The shareholder after the M&A sees a dilution of voting rights due to the
increased numbers of shares released during the mergers process. This could be
understood through an example: Let's say that there are two individual companies
'A' and 'B' who are willing to merge and formulate a new company 'C'. In this
process the shareholder of both the company will have less number of shares in
the new company as compared to when they had the total number of shares in their
respective prior company.
The very much sole objective of the merger process is to maximize the
shareholder's value so that each shareholder could receive more dividends and
there could be an increase in share prices, to let them enjoy the capital gain.
To understand the concept above we also need to know about Shareholder value. In
layman's terms, we can understand this as the value that a shareholder gets by
holding those shares or the amount of money/ value that a shareholder gets after
selling those shares in the market at a higher price. Therefore from the Mergers
and acquisition perspective, a shareholder expects to increase the value of its
shares, profits, and
earnings and reduce the cost which would eventually increase the stock price of
the company and create a value for the shareholders.
As we have discussed in the beginning only and has also been proved through
various other studies that the value of the acquiring firm or the targeted firm
may increase or decrease after the merger and acquisition.
Two methods can help anyone know the impact of M&A:
- Accounting Principals: Through this method, we know that whether
before or after the mergers the economic performance and profitability of
the company have either increased or decreased.
- Efficient Market Price hypothesis: this method talks about market
efficiency which can be used in share price movements to estimate the
economic impact of the event. Which is to say, if the stock price decreases
then it has increased the stock value and vice versa.
The Event Study Methodology is also one of the ways, through which the
shareholder's wealth and performance can be accessed before and after the event.
This is to say that if the stock price performance after the M&A has increased
vis-a-vis the event, that means the M&A has created the share value.
In this, we consider M&A as an event and the date on which such event takes
place is called 0 (ZERO) dat, then the performance is evaluated before and after
the occurrence of such event.
The stock market reaction to M&A announcements could help to predict M&A
profitability and help the investors speculate the happening, moreover, the
short-term effects are of interest for immediate trading opportunities.

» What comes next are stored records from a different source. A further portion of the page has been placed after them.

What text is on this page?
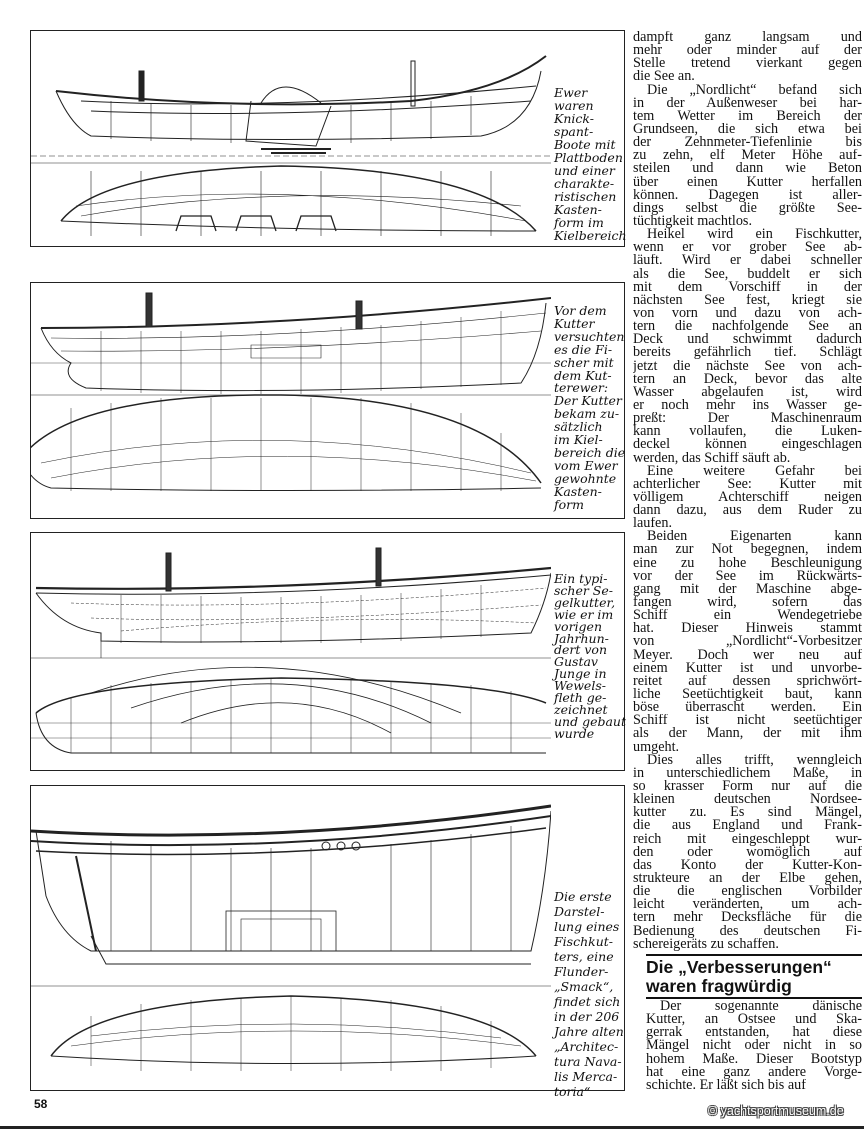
Ewer
waren
Knick-
spant-
Boote mit
Plattboden
und einer
charakte-
ristischen
Kasten-
form im
Kielbereich
Vor dem
Kutter
versuchten
es die Fi-
scher mit
dem Kut-
terewer:
Der Kutter
bekam zu-
sätzlich
im Kiel-
bereich die
vom Ewer
gewohnte
Kasten-
form
Ein typi-
scher Se-
gelkutter,
wie er im
vorigen
Jahrhun-
dert von
Gustav
Junge in
Wewels-
fleth ge-
zeichnet
und gebaut
wurde
Die erste
Darstel-
lung eines
Fischkut-
ters, eine
Flunder-
„Smack“,
findet sich
in der 206
Jahre alten
„Architec-
tura Nava-
lis Merca-
toria“
dampft ganz langsam und
mehr oder minder auf der
Stelle tretend vierkant gegen
die See an.
Die „Nordlicht“ befand sich
in der Außenweser bei har-
tem Wetter im Bereich der
Grundseen, die sich etwa bei
der Zehnmeter-Tiefenlinie bis
zu zehn, elf Meter Höhe auf-
steilen und dann wie Beton
über einen Kutter herfallen
können. Dagegen ist aller-
dings selbst die größte See-
tüchtigkeit machtlos.
Heikel wird ein Fischkutter,
wenn er vor grober See ab-
läuft. Wird er dabei schneller
als die See, buddelt er sich
mit dem Vorschiff in der
nächsten See fest, kriegt sie
von vorn und dazu von ach-
tern die nachfolgende See an
Deck und schwimmt dadurch
bereits gefährlich tief. Schlägt
jetzt die nächste See von ach-
tern an Deck, bevor das alte
Wasser abgelaufen ist, wird
er noch mehr ins Wasser ge-
preßt: Der Maschinenraum
kann vollaufen, die Luken-
deckel können eingeschlagen
werden, das Schiff säuft ab.
Eine weitere Gefahr bei
achterlicher See: Kutter mit
völligem Achterschiff neigen
dann dazu, aus dem Ruder zu
laufen.
Beiden Eigenarten kann
man zur Not begegnen, indem
eine zu hohe Beschleunigung
vor der See im Rückwärts-
gang mit der Maschine abge-
fangen wird, sofern das
Schiff ein Wendegetriebe
hat. Dieser Hinweis stammt
von „Nordlicht“-Vorbesitzer
Meyer. Doch wer neu auf
einem Kutter ist und unvorbe-
reitet auf dessen sprichwört-
liche Seetüchtigkeit baut, kann
böse überrascht werden. Ein
Schiff ist nicht seetüchtiger
als der Mann, der mit ihm
umgeht.
Dies alles trifft, wenngleich
in unterschiedlichem Maße, in
so krasser Form nur auf die
kleinen deutschen Nordsee-
kutter zu. Es sind Mängel,
die aus England und Frank-
reich mit eingeschleppt wur-
den oder womöglich auf
das Konto der Kutter-Kon-
strukteure an der Elbe gehen,
die die englischen Vorbilder
leicht veränderten, um ach-
tern mehr Decksfläche für die
Bedienung des deutschen Fi-
schereigeräts zu schaffen.
Die „Verbesserungen“
waren fragwürdig
Der sogenannte dänische
Kutter, an Ostsee und Ska-
gerrak entstanden, hat diese
Mängel nicht oder nicht in so
hohem Maße. Dieser Bootstyp
hat eine ganz andere Vorge-
schichte. Er läßt sich bis auf
58	© yachtsportmuseum.de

This methodology is based on the fundamental idea that stock price represents
the discounted value of a firm's future stream profits.

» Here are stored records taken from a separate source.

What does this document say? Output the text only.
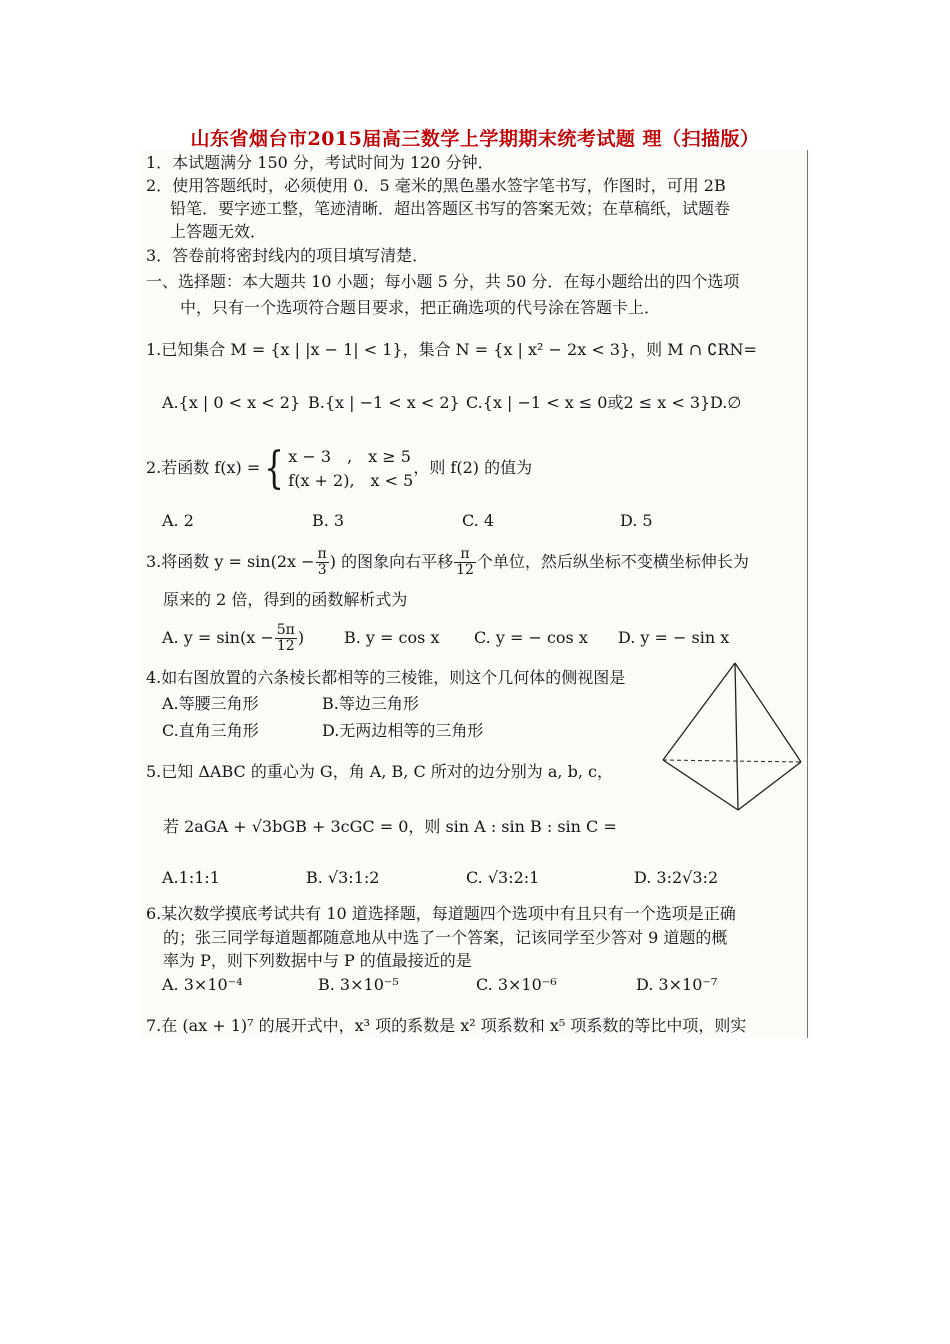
山东省烟台市2015届高三数学上学期期末统考试题 理（扫描版）
1．本试题满分 150 分，考试时间为 120 分钟．
2．使用答题纸时，必须使用 0．5 毫米的黑色墨水签字笔书写，作图时，可用 2B
铅笔．要字迹工整，笔迹清晰．超出答题区书写的答案无效；在草稿纸，试题卷
上答题无效．
3．答卷前将密封线内的项目填写清楚．
一、选择题：本大题共 10 小题；每小题 5 分，共 50 分．在每小题给出的四个选项
中，只有一个选项符合题目要求，把正确选项的代号涂在答题卡上．
1.已知集合 M = {x | |x − 1| < 1}，集合 N = {x | x² − 2x < 3}，则 M ∩ ∁RN=
A.{x | 0 < x < 2} B.{x | −1 < x < 2} C.{x | −1 < x ≤ 0或2 ≤ x < 3} D.∅
2.若函数 f(x) ={ x − 3　,　x ≥ 5
f(x + 2),　x < 5
，则 f(2) 的值为
A. 2	B. 3	C. 4	D. 5
3.将函数 $y = \sin(2x - \frac{\pi}{3}$ ) 的图象向右平移 $\frac{\pi}{12}$ 个单位，然后纵坐标不变横坐标伸长为
原来的 2 倍，得到的函数解析式为
A. $y = \sin(x - \frac{5\pi}{12}$ ) B. y = cos x C. y = − cos x D. y = − sin x
4.如右图放置的六条棱长都相等的三棱锥，则这个几何体的侧视图是
A.等腰三角形	B.等边三角形
C.直角三角形	D.无两边相等的三角形
5.已知 ΔABC 的重心为 G，角 A, B, C 所对的边分别为 a, b, c，
若 2aGA + √3bGB + 3cGC = 0，则 sin A : sin B : sin C =
A.1:1:1	B. √3:1:2	C. √3:2:1	D. 3:2√3:2
6.某次数学摸底考试共有 10 道选择题，每道题四个选项中有且只有一个选项是正确
的；张三同学每道题都随意地从中选了一个答案，记该同学至少答对 9 道题的概
率为 P，则下列数据中与 P 的值最接近的是
A. 3×10⁻⁴	B. 3×10⁻⁵	C. 3×10⁻⁶	D. 3×10⁻⁷
7.在 (ax + 1)⁷ 的展开式中，x³ 项的系数是 x² 项系数和 x⁵ 项系数的等比中项，则实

Factors which affect the impact of M&A on Shareholder's Value:
- Nature of Industry
- Size and geography of the firm
- Type of merger
- Event window
- Economic circumstances
- Period of merger
- Profitability of target or bidder
- Share swap ratio
- Method of payment
Conclusion:
In conclusion, understanding the impacts of M&A on shareholder wealth requires a
comprehensive analysis, considering various methodologies and factors to
navigate the dynamic corporate landscape.